Mas era assim, seu peito palpitava, sentia que ia morrer de falta de ar, seu corpo paralisava de olhos abertos, e tinha uma miração. Ia acontecer de novo. Viu uma onda do tamanho de um prédio vindo em sua direção prestes a quebrar na sua cabeça, seu corpo começou a somatizar e suou dois litros inteiros, a água escorreu debaixo de seus seios, a boca seca e o desequilíbrio a fez cair no chão. Que merda é essa, é crise de pânico só pode, a onda tá se aproximando, corre bando de caralho todo mundo vai morrer aqui olhando, corre, corre, corre, estão todos cegos? Eu quero sair daqui, socorro, eu não quero morrer.

Acordou e não sentiu mais seu corpo, percebeu que a cidade estava no fundo de uma água azul, parecia cor de oceano, não, aquela não era a água de seu lugar, que sensação ridícula de estar em um filme hollywoodiano, só faltava agora aparecer mais uma daquelas malditas portas diante de tudo aquilo. Andou pela cidade e todos agiram como se sempre tivessem habitado o fundo das águas, será que só eu tô vendo essa merda, o que tá acontecendo com essas pessoas?
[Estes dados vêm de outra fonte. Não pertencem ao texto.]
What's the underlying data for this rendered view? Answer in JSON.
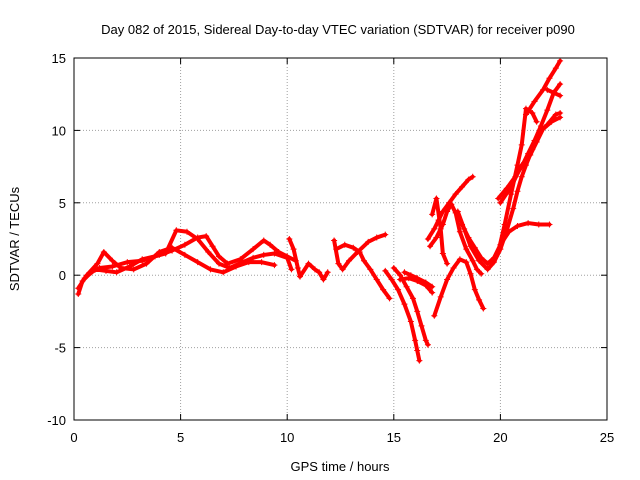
{
  "chart_data": {
    "type": "scatter",
    "title": "Day 082 of 2015, Sidereal Day-to-day VTEC variation (SDTVAR) for receiver p090",
    "xlabel": "GPS time / hours",
    "ylabel": "SDTVAR / TECUs",
    "xlim": [
      0,
      25
    ],
    "ylim": [
      -10,
      15
    ],
    "x_ticks": [
      0,
      5,
      10,
      15,
      20,
      25
    ],
    "y_ticks": [
      -10,
      -5,
      0,
      5,
      10,
      15
    ],
    "x_tick_labels": [
      "0",
      "5",
      "10",
      "15",
      "20",
      "25"
    ],
    "y_tick_labels": [
      "-10",
      "-5",
      "0",
      "5",
      "10",
      "15"
    ],
    "grid": true,
    "marker": "+",
    "color": "#ff0000",
    "series": [
      {
        "points": [
          [
            0.2,
            -1.3
          ],
          [
            0.4,
            -0.4
          ],
          [
            0.8,
            0.2
          ],
          [
            1.2,
            0.5
          ],
          [
            1.8,
            0.6
          ],
          [
            2.5,
            0.9
          ],
          [
            3.2,
            1.0
          ],
          [
            4.0,
            1.4
          ],
          [
            4.6,
            1.7
          ],
          [
            5.2,
            2.1
          ],
          [
            5.8,
            2.6
          ],
          [
            6.2,
            2.7
          ],
          [
            6.5,
            2.0
          ],
          [
            6.8,
            1.3
          ],
          [
            7.2,
            0.8
          ],
          [
            7.8,
            1.1
          ],
          [
            8.4,
            1.8
          ],
          [
            8.9,
            2.4
          ],
          [
            9.2,
            2.1
          ],
          [
            9.6,
            1.6
          ],
          [
            10.0,
            1.3
          ],
          [
            10.4,
            1.0
          ]
        ]
      },
      {
        "points": [
          [
            0.5,
            -0.2
          ],
          [
            1.0,
            0.4
          ],
          [
            1.5,
            0.3
          ],
          [
            2.0,
            0.2
          ],
          [
            2.6,
            0.6
          ],
          [
            3.2,
            1.1
          ],
          [
            3.8,
            1.3
          ],
          [
            4.3,
            1.5
          ],
          [
            4.8,
            3.1
          ],
          [
            5.3,
            3.0
          ],
          [
            5.8,
            2.5
          ],
          [
            6.3,
            1.6
          ],
          [
            6.8,
            0.8
          ],
          [
            7.3,
            0.5
          ],
          [
            7.9,
            0.9
          ],
          [
            8.4,
            1.2
          ],
          [
            8.9,
            1.4
          ],
          [
            9.4,
            1.5
          ],
          [
            10.0,
            1.2
          ],
          [
            10.2,
            0.4
          ]
        ]
      },
      {
        "points": [
          [
            0.2,
            -0.9
          ],
          [
            0.6,
            0.0
          ],
          [
            1.1,
            0.8
          ],
          [
            1.4,
            1.6
          ],
          [
            1.8,
            1.0
          ],
          [
            2.2,
            0.5
          ],
          [
            2.8,
            0.4
          ],
          [
            3.4,
            0.8
          ],
          [
            4.0,
            1.6
          ],
          [
            4.6,
            1.9
          ],
          [
            5.2,
            1.4
          ],
          [
            5.8,
            0.9
          ],
          [
            6.4,
            0.4
          ],
          [
            7.0,
            0.2
          ],
          [
            7.6,
            0.6
          ],
          [
            8.2,
            0.9
          ],
          [
            8.8,
            0.9
          ],
          [
            9.4,
            0.7
          ]
        ]
      },
      {
        "points": [
          [
            10.1,
            2.5
          ],
          [
            10.3,
            1.8
          ],
          [
            10.5,
            0.5
          ],
          [
            10.6,
            -0.1
          ],
          [
            11.0,
            0.8
          ],
          [
            11.3,
            0.4
          ],
          [
            11.5,
            0.2
          ],
          [
            11.7,
            -0.3
          ],
          [
            11.9,
            0.2
          ]
        ]
      },
      {
        "points": [
          [
            12.2,
            2.4
          ],
          [
            12.4,
            0.8
          ],
          [
            12.6,
            0.4
          ],
          [
            12.9,
            1.0
          ],
          [
            13.3,
            1.6
          ],
          [
            13.8,
            2.3
          ],
          [
            14.2,
            2.6
          ],
          [
            14.6,
            2.8
          ]
        ]
      },
      {
        "points": [
          [
            12.3,
            1.8
          ],
          [
            12.7,
            2.1
          ],
          [
            13.1,
            1.9
          ],
          [
            13.4,
            1.6
          ],
          [
            13.6,
            1.0
          ],
          [
            13.9,
            0.4
          ],
          [
            14.2,
            -0.3
          ],
          [
            14.5,
            -1.0
          ],
          [
            14.8,
            -1.6
          ]
        ]
      },
      {
        "points": [
          [
            15.0,
            0.5
          ],
          [
            15.3,
            0.0
          ],
          [
            15.6,
            -0.8
          ],
          [
            15.9,
            -1.6
          ],
          [
            16.1,
            -2.5
          ],
          [
            16.3,
            -3.5
          ],
          [
            16.5,
            -4.5
          ],
          [
            16.6,
            -4.8
          ]
        ]
      },
      {
        "points": [
          [
            14.6,
            0.3
          ],
          [
            14.9,
            -0.3
          ],
          [
            15.2,
            -1.0
          ],
          [
            15.5,
            -2.0
          ],
          [
            15.8,
            -3.2
          ],
          [
            16.0,
            -4.5
          ],
          [
            16.1,
            -5.2
          ],
          [
            16.2,
            -5.9
          ]
        ]
      },
      {
        "points": [
          [
            15.3,
            -0.3
          ],
          [
            15.7,
            -0.2
          ],
          [
            16.1,
            -0.4
          ],
          [
            16.5,
            -0.7
          ],
          [
            16.8,
            -1.2
          ]
        ]
      },
      {
        "points": [
          [
            15.5,
            0.2
          ],
          [
            15.8,
            0.0
          ],
          [
            16.1,
            -0.2
          ],
          [
            16.5,
            -0.5
          ],
          [
            16.8,
            -0.8
          ]
        ]
      },
      {
        "points": [
          [
            16.6,
            2.5
          ],
          [
            16.9,
            3.2
          ],
          [
            17.1,
            3.8
          ],
          [
            17.3,
            4.4
          ],
          [
            17.6,
            5.0
          ],
          [
            17.9,
            5.6
          ],
          [
            18.2,
            6.1
          ],
          [
            18.5,
            6.6
          ],
          [
            18.7,
            6.8
          ]
        ]
      },
      {
        "points": [
          [
            16.7,
            2.0
          ],
          [
            17.0,
            2.6
          ],
          [
            17.3,
            3.5
          ],
          [
            17.5,
            4.4
          ],
          [
            17.7,
            4.9
          ],
          [
            17.9,
            4.3
          ],
          [
            18.1,
            3.0
          ],
          [
            18.4,
            1.8
          ],
          [
            18.7,
            1.0
          ],
          [
            18.9,
            0.4
          ],
          [
            19.1,
            0.1
          ]
        ]
      },
      {
        "points": [
          [
            16.8,
            4.2
          ],
          [
            17.0,
            5.3
          ],
          [
            17.2,
            3.2
          ],
          [
            17.3,
            1.5
          ],
          [
            17.5,
            0.8
          ]
        ]
      },
      {
        "points": [
          [
            16.9,
            -2.8
          ],
          [
            17.2,
            -1.5
          ],
          [
            17.5,
            -0.3
          ],
          [
            17.8,
            0.5
          ],
          [
            18.1,
            1.1
          ],
          [
            18.4,
            0.9
          ],
          [
            18.6,
            0.1
          ],
          [
            18.8,
            -1.0
          ],
          [
            19.0,
            -1.7
          ],
          [
            19.2,
            -2.3
          ]
        ]
      },
      {
        "points": [
          [
            18.0,
            4.4
          ],
          [
            18.3,
            3.2
          ],
          [
            18.6,
            2.0
          ],
          [
            19.0,
            1.0
          ],
          [
            19.4,
            0.4
          ],
          [
            19.7,
            0.9
          ],
          [
            20.0,
            1.8
          ],
          [
            20.3,
            3.1
          ],
          [
            20.6,
            4.6
          ],
          [
            20.8,
            5.8
          ],
          [
            21.0,
            6.8
          ],
          [
            21.2,
            7.6
          ],
          [
            21.5,
            8.7
          ],
          [
            21.8,
            9.8
          ],
          [
            22.2,
            10.4
          ],
          [
            22.6,
            11.1
          ],
          [
            22.8,
            11.2
          ]
        ]
      },
      {
        "points": [
          [
            18.2,
            3.5
          ],
          [
            18.5,
            2.6
          ],
          [
            18.8,
            1.9
          ],
          [
            19.1,
            1.2
          ],
          [
            19.4,
            0.8
          ],
          [
            19.7,
            1.2
          ],
          [
            20.0,
            2.1
          ],
          [
            20.4,
            3.0
          ],
          [
            20.8,
            3.4
          ],
          [
            21.3,
            3.6
          ],
          [
            21.8,
            3.5
          ],
          [
            22.3,
            3.5
          ]
        ]
      },
      {
        "points": [
          [
            19.6,
            1.0
          ],
          [
            19.9,
            1.6
          ],
          [
            20.2,
            3.5
          ],
          [
            20.5,
            5.6
          ],
          [
            20.8,
            7.6
          ],
          [
            21.0,
            9.0
          ],
          [
            21.2,
            11.5
          ],
          [
            21.5,
            11.2
          ],
          [
            21.7,
            10.6
          ]
        ]
      },
      {
        "points": [
          [
            20.0,
            5.0
          ],
          [
            20.5,
            6.1
          ],
          [
            21.0,
            7.6
          ],
          [
            21.4,
            8.3
          ],
          [
            21.7,
            9.2
          ],
          [
            22.0,
            10.1
          ],
          [
            22.4,
            10.6
          ],
          [
            22.8,
            10.9
          ]
        ]
      },
      {
        "points": [
          [
            19.9,
            5.3
          ],
          [
            20.3,
            6.0
          ],
          [
            20.7,
            6.8
          ],
          [
            21.0,
            7.5
          ],
          [
            21.3,
            8.4
          ],
          [
            21.6,
            9.3
          ],
          [
            21.9,
            10.3
          ],
          [
            22.2,
            11.4
          ],
          [
            22.5,
            12.6
          ],
          [
            22.8,
            13.2
          ]
        ]
      },
      {
        "points": [
          [
            21.2,
            11.1
          ],
          [
            21.6,
            12.0
          ],
          [
            22.0,
            12.8
          ],
          [
            22.3,
            13.6
          ],
          [
            22.6,
            14.3
          ],
          [
            22.8,
            14.8
          ]
        ]
      },
      {
        "points": [
          [
            22.2,
            12.8
          ],
          [
            22.5,
            12.6
          ],
          [
            22.8,
            12.4
          ]
        ]
      }
    ]
  }
}
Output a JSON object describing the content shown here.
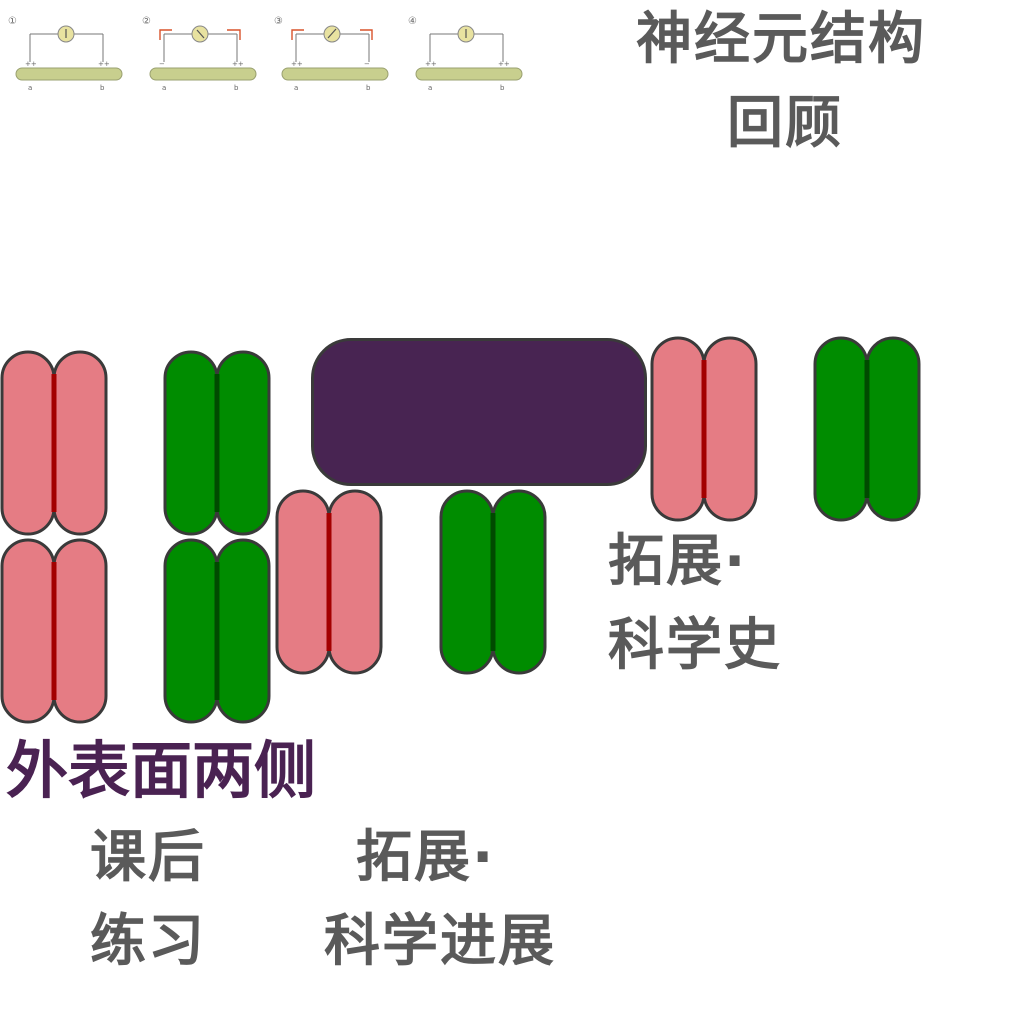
{
  "header": {
    "title_line1": "神经元结构",
    "title_line2": "回顾"
  },
  "diagrams": [
    {
      "number": "①",
      "left_label": "a",
      "right_label": "b",
      "arrows": "none"
    },
    {
      "number": "②",
      "left_label": "a",
      "right_label": "b",
      "arrows": "inward"
    },
    {
      "number": "③",
      "left_label": "a",
      "right_label": "b",
      "arrows": "outward"
    },
    {
      "number": "④",
      "left_label": "a",
      "right_label": "b",
      "arrows": "none"
    }
  ],
  "nav": {
    "history_line1": "拓展·",
    "history_line2": "科学史",
    "outer_surface": "外表面两侧",
    "exercises_line1": "课后",
    "exercises_line2": "练习",
    "progress_line1": "拓展·",
    "progress_line2": "科学进展"
  },
  "colors": {
    "pink": "#e57c84",
    "pink_center": "#a30000",
    "green": "#008c00",
    "green_center": "#004a00",
    "purple": "#482452",
    "title_gray": "#5a5a5a",
    "title_purple": "#4a2252"
  }
}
Por que parece que meu nariz tá entupido e ao mesmo tempo minha respiração tá melhor? Andou pela rua e viu várias mulheres com cortes abaixo da cabeça, parou para observar, aquilo estava ficando bizarro até para ela, parecia um livro do Cortázar isso sim, pegou nos cabelos e sentiu uma textura estranha na cabeça, que porra é essa... sua memória embaralhada foi direto para a infância: conchas. Como é que isso grudou no meu cabelo? Procurou por um espelho nos carros, viu que seu cabelo era todo feito de conchas e seu pescoço tinha vários cortes, mas não tinha sangue, eita que são guelras, sentiu o ar entrar em seu corpo em meio a toda àquela água, respirou profundamente para se certificar, eu sou a própria distopia, que clichê.

Olhou para o fim da rua de onde veio a onda, agora tinha uma porta antiga, de casarão nos moldes da arquitetura dos colonizadores. Parou no meio da rua. É isso mesmo? Eu já devia estar acostumada... Caminhou lentamente, ficou pensando no que tinha feito para passar por aquilo, veio todo o sentimento de palmatória do mundo, de medo irracional, de ódio incontido, de coitadismo, de coragem insana, resignação nova era e até de coach espiritualista, tudo numa só cabeça a ponto de fundir. 

Parou de novo, agora diante do inferno da porta e ponderou as alternativas que tinha: ficar aqui no fundo de mim, nessa cidade, ou encarar um caos maior que esse aqui? Respirou o mais profundo que podia, a porta parecia mais pesada do que de costume, entrou. À medida que caminhava, seu corpo ia perdendo as características do fundo das águas, agora tinha dificuldade de respirar, um banzo tomou conta de seu corpo, o caos era onde estava antes, sua própria casa, sua cidade, seu próprio corpo em colapso naquele tempo que parecia mais irreal do que nunca. Ela olhou para mim e para ti e perguntou: E agora? Nossa, esse tombo aí doeu, Gerda.